The cold seems to have driven many to congregate in warm places where they could be more readily counted this year.

Those results will be released in a few weeks.

Guarton says, like most New Yorkers, social service agencies and staff will be glad to see spring weather finally arrive.

Mountainous snow drifts and frigid temperatures forced the annual Vigil for the Homeless at Farmingdale State College to move from mid-February to April 8.

"This has just been a very, very challenging winter,” she stresses. “There have been a lot of programs that had to really turn people away for the first time, because they just didn't have the resources to address additional needs that came up this past winter."

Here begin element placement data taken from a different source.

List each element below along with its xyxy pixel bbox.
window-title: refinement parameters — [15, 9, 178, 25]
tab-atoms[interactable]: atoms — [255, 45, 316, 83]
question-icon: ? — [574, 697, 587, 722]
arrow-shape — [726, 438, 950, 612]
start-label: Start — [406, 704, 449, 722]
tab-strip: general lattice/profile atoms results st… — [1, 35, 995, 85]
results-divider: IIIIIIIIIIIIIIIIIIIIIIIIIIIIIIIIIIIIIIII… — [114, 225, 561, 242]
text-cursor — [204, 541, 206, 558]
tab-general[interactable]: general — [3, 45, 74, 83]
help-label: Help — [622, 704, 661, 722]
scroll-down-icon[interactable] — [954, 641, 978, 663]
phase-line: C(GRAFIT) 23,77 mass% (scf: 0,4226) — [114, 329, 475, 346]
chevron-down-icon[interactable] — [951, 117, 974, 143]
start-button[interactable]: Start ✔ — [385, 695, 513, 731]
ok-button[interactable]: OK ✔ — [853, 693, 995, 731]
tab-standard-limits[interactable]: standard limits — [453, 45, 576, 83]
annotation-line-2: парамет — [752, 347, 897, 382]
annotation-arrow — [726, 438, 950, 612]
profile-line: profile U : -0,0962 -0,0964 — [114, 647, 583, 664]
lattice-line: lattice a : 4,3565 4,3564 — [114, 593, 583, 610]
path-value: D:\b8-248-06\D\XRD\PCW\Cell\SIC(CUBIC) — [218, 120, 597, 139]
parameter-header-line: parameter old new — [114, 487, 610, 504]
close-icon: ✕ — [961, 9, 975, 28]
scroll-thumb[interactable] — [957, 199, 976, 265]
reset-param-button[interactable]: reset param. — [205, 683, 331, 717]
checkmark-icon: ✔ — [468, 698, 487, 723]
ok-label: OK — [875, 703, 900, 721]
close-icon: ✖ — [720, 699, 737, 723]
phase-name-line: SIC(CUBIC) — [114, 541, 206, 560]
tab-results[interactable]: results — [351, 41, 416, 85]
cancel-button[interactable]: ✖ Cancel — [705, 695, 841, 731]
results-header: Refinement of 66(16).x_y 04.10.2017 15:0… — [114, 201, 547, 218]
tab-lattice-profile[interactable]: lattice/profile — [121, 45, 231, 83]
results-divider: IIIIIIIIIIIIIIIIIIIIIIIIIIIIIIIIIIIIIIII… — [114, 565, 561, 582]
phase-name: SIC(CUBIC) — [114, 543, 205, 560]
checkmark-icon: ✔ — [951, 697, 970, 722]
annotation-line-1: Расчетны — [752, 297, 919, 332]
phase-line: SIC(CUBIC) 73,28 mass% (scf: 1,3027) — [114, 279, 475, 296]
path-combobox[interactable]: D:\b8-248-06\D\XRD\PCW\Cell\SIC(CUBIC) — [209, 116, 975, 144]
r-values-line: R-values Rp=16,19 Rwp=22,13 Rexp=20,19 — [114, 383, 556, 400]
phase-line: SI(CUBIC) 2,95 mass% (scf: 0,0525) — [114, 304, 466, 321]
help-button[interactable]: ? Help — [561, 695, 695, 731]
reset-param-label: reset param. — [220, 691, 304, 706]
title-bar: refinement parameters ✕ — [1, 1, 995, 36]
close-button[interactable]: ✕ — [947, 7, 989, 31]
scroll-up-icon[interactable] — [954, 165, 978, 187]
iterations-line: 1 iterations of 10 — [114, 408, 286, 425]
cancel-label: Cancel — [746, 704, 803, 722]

Meanwhile, Valerie Zurblis of the Nassau County Bar Association says attendance keeps growing at the association’s clinics, where help with foreclosures is offered for free.

"This is something we've been doing since 2009, with this whole mortgage foreclosure crisis and of course, Sandy just adds to the situation,” she relates. “So, we did double up the number of clinics we've having, to meet that need."

Eric Tars of the National Law Center on Homelessness and Poverty says one answer is boosting the region's affordable housing stock.

"We've been creating luxury home developments and luxury condo developments for too long that the need is at the lower end of the income spectrum for more housing development,” he maintains. “But all the incentives are given to developers to develop these high-end developments."